[Bioc-devel] Remote BigWig file access
Håkon Tjeldnes
h@uken_heyken @end|ng |rom hotm@||@com
Sat May 25 18:02:52 CEST 2024
We have been experimenting with other formats in our package ORFik, the fst format is also a good candidate, though the problem is that only R and Julia supports it currently. My biggest problems with bigwigs are the slow full file access time and not supporting multiple score columns (as far as I know).

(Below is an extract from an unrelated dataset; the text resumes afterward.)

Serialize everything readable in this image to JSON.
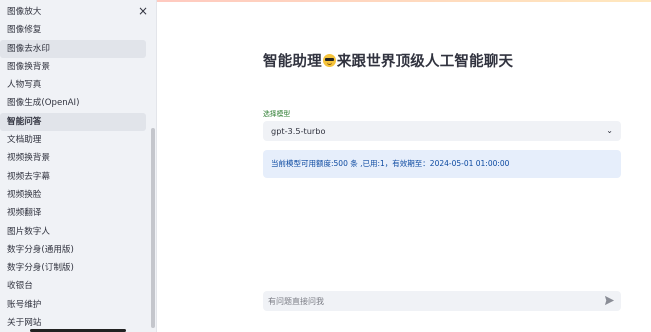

Sent from Outlook for Android<https://aka.ms/AAb9ysg>
________________________________
From: Bioc-devel <bioc-devel-bounces using r-project.org> on behalf of Vincent Carey <stvjc using channing.harvard.edu>
Sent: Friday, May 24, 2024 12:26:53 AM
To: Chris Wilks (gmail) <broadsword using gmail.com>
Cc: Price, Amanda (NIH/NICHD) [E] <amanda.price using nih.gov>; Bioc-devel <bioc-devel using r-project.org>; Nina Rajpurohit <Nina.Rajpurohit using libd.org>; Jaffe, Andrew E. <andrewejaffe using gmail.com>
Subject: Re: [Bioc-devel] Remote BigWig file access
thanks
On Thu, May 23, 2024 at 5:36 PM Chris Wilks (gmail) <broadsword using gmail.com>
wrote:
> Thanks Vince, understood about the Core's focus right now.
>
> I think this is something that Leo and I can fix among ourselves for the
> time being.
>
> Looking forward, as you brought up, if we were to refresh recount or
> produce a recount4 (discussed) we'd certainly consider additional coverage
> formats.
>
> I'm aware of tiledb though not duckdb (I'll have to check it out), thanks
> for the pointer.
>
> There's also the D4 format from Aaron Quinlan's lab from a few years ago
> which was explicitly designed to replace bigwigs:
> https://emea01.safelinks.protection.outlook.com/?url=https%3A%2F%2Fwww.nature.com%2Farticles%2Fs43588-021-00085-0&data=05%7C02%7C%7C3ba45fd4eedc4345092308dc7b778b9f%7C84df9e7fe9f640afb435aaaaaaaaaaaa%7C1%7C0%7C638521000591663672%7CUnknown%7CTWFpbGZsb3d8eyJWIjoiMC4wLjAwMDAiLCJQIjoiV2luMzIiLCJBTiI6Ik1haWwiLCJXVCI6Mn0%3D%7C0%7C%7C%7C&sdata=DHohOJ341h1sk4SvxQDTMAzIBRk23qUCdKaKl1WrloQ%3D&reserved=0<https://www.nature.com/articles/s43588-021-00085-0>
>
> All that said, we're pretty committed to bigwigs at this point given the
> ~750,000 sequence runs we've encoded using them for recount3.
>
> On Wed, May 22, 2024 at 7:17 AM Vincent Carey <stvjc using channing.harvard.edu>
> wrote:
>
>> Really glad to see this discussion moving forward. I would say that the
>> core is wrangling with some
>> even lower-level technical concerns right now, so I can't jump in just
>> now. I just want to raise the question
>> of whether bigWig files are a technologically sound format to continue
>> investing in for the use case of
>> targeted remote query resolution on genomic coordinates. A number of new
>> concepts have come into
>> play since bigWig was designed and implemented. I'll naively mention
>> duckdb and tiledb, which seem
>> to have very good remote performance. Maybe these are too generic ...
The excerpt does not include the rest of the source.